Having just spent eight days in Paris, I continue to marvel at how well ordered and uniform it is. Broad boulevards stretch for miles, all lined with beautiful five story limestone façade buildings capped with mansard roofs. But it was not always this way. Indeed until the 1850's, Paris was a medieval city, a patchwork of narrow, winding streets. After the Revolution of 1848, Louis Napoleon a/k/a Napoleon III (who was swept into power as a result of that revolution) ordered the destruction and reconstruction of much of the city. Why? Well, in large part to prevent another revolution. Broad boulevards are much more difficult to block than narrow passageways thus enabling those in power to deploy troops more quickly to quell nascent civil unrest.

France was just one of 50 countries that experienced revolution in 1848. A few years of bad economic conditions (e.g. the potato blight in Ireland, disappointing harvests on the Continent and rising unemployment attendant to the budding industrial revolution) caused ad hoc coalitions of reformers, farmers and workers in scores of countries to rise up against the entrenched and feckless empowered class. These upheavals resulted in large migrations (my great grandfather and great grandmother emigrated from Switzerland and Germany at this time) which in turn spawned anti-immigrant, nativist movements such as the Know Nothing Party in the United States.

Does this sound familiar? Are we not revisiting this same phenomenon? Clearly, the hangover from the Great Recession remains. Moreover, the entrenched, empowered class has proven feckless. As a result, ad hoc and disruptive coalitions have arisen. How else can one explain Brexit or Feel the Bern or Trump or Marine LePen or Colombia's no vote on the FARC plebiscite or the rise of trade protectionism or the emergence of nativist political parties throughout the world? Doesn't it seem that everyone is thinking if not shouting Howard Beale's line: "We're mad as hell, and we're not going to take this anymore."
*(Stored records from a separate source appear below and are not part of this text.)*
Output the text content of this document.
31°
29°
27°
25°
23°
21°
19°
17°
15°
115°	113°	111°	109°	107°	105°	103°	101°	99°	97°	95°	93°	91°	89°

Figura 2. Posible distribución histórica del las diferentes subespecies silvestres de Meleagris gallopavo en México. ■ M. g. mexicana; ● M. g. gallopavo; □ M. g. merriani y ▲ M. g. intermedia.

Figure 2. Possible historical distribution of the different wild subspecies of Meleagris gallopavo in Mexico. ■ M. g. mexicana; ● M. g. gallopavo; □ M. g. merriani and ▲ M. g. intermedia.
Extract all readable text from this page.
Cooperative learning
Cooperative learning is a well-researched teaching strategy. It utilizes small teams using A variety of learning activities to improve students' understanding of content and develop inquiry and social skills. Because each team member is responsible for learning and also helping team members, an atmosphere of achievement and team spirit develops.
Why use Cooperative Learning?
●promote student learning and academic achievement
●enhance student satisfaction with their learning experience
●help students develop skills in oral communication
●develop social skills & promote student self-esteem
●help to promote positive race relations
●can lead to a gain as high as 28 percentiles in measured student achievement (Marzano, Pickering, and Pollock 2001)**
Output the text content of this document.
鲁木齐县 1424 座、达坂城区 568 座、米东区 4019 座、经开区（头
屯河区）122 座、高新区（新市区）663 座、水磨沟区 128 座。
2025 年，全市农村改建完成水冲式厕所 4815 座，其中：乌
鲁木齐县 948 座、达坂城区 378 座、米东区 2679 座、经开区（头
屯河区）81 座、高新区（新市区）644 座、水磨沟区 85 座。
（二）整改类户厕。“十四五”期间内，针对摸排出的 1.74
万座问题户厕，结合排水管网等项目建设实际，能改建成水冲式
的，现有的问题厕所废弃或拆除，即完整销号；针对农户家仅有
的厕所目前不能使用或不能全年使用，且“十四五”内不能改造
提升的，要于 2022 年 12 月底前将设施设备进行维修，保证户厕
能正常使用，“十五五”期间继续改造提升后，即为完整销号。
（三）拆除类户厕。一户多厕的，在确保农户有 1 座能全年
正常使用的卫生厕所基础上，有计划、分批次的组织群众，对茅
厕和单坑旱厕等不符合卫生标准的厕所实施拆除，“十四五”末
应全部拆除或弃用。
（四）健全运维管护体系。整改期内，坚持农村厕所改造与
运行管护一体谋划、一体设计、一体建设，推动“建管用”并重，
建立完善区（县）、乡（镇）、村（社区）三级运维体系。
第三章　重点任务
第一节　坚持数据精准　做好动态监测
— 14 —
So what does this have to do with investing? A lot, frankly, especially when it comes to being frustrated by and with the empowered class. In this regard, I recommend that you read Bill Gross' (the erstwhile Bond King) most recent Investment Outlook which can be found at http://www.janus.com/. Therein, he accuses the world's central bankers of employing a Martingale strategy; that is, doubling down continually on losing bets until one of them hits Such a strategy can succeed only if one has unlimited resources and as Gross notes, not even central banks have those. In the end, they must answer to the body politic which, as discussed above, is growing ever more restless with ineffective monetary parlor games such as negative interest rates. He concludes that at some point, investors, weary of choosing between receiving near zero returns on their money or taking outsized risks may abandon the standard financial complex altogether. The Bond King has already. Gross advocates selling stocks and bonds and buying gold and raw land. Now that's revolutionary.

My two areas of interest continue to move. The yield on the US Ten Year Bond rose steadily this week in advance of what most believe will be a rate increase in December. I will wait for this movement to slow before buying interest rate sensitive securities. And domestic oil hit $50/bbl for the first time since June. The latter is enticing but is based mostly on an a still-uncertain OPEC production freeze come the end of November. For now, I remain on the sidelines awaiting a more certain path to profitability.